Lawmakers return to the Capitol next month, when the House and Senate will each present their own supplemental budget proposals during the 60-day legislative session that is scheduled to end mid-March.

In a written statement, Democratic House Majority Leader Pat Sullivan said Inslee’s proposal was “a good starting point for discussion.”

But Senate Republicans’ main budget writer, Sen. Andy Hill, criticized the plan, writing that “the governor continues to offer plenty of ways to spend taxpayer dollars, but fails to provide a sustainable way to pay for it.”

Legislators have a lot on their plate for the short session, including returning under the cloud of $100,000-a-day sanctions imposed by the state Supreme Court since August over lawmakers’ lack of progress on fixing the way the state pays for public education.

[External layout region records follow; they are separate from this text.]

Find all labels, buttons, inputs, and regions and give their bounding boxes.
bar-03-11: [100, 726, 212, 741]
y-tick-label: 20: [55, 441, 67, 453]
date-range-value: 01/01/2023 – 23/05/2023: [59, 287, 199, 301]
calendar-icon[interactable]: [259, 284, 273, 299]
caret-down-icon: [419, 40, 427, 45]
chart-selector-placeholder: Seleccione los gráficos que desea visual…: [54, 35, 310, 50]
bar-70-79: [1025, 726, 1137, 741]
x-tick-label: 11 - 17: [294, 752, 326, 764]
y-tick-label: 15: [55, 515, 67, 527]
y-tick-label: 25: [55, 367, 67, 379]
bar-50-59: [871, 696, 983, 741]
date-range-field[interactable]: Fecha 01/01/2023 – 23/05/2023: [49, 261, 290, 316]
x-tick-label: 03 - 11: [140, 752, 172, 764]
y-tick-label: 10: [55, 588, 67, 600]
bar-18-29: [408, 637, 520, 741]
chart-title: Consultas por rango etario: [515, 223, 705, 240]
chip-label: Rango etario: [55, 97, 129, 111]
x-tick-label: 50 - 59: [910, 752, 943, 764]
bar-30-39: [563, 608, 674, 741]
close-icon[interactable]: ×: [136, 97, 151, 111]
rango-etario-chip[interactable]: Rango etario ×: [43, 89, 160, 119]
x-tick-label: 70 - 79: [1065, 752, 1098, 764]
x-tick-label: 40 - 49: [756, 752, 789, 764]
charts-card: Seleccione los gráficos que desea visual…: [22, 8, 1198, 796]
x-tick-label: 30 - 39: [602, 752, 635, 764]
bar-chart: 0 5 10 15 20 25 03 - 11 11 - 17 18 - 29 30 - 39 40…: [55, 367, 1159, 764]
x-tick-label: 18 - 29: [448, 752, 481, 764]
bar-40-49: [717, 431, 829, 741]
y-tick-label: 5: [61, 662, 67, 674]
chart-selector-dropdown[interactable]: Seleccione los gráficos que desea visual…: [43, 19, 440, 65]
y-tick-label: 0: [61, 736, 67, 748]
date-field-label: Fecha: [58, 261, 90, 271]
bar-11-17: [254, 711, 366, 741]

A legislative work group has been meeting for months in an effort to come up with a plan to satisfy the court.

Inslee’s budget proposal pays for that fine, which stands at about $16 million, out of the state’s general fund and put into a special education account.

The rest of the plan to answer the Supreme Court’s McCleary decision on education funding is in the works, Inslee said.

Lawmakers will propose a plan for fixing the way the state pays for basic education this year and will figure out how to pay for it by the 2017 legislative session, the governor said.

“Consensus on these solutions is going to take longer than a 60-day session,” Inslee said.

Herald writer Jerry Cornfield contributed to this report.

AP writer Donna Gordon Blankinship contributed from Seattle.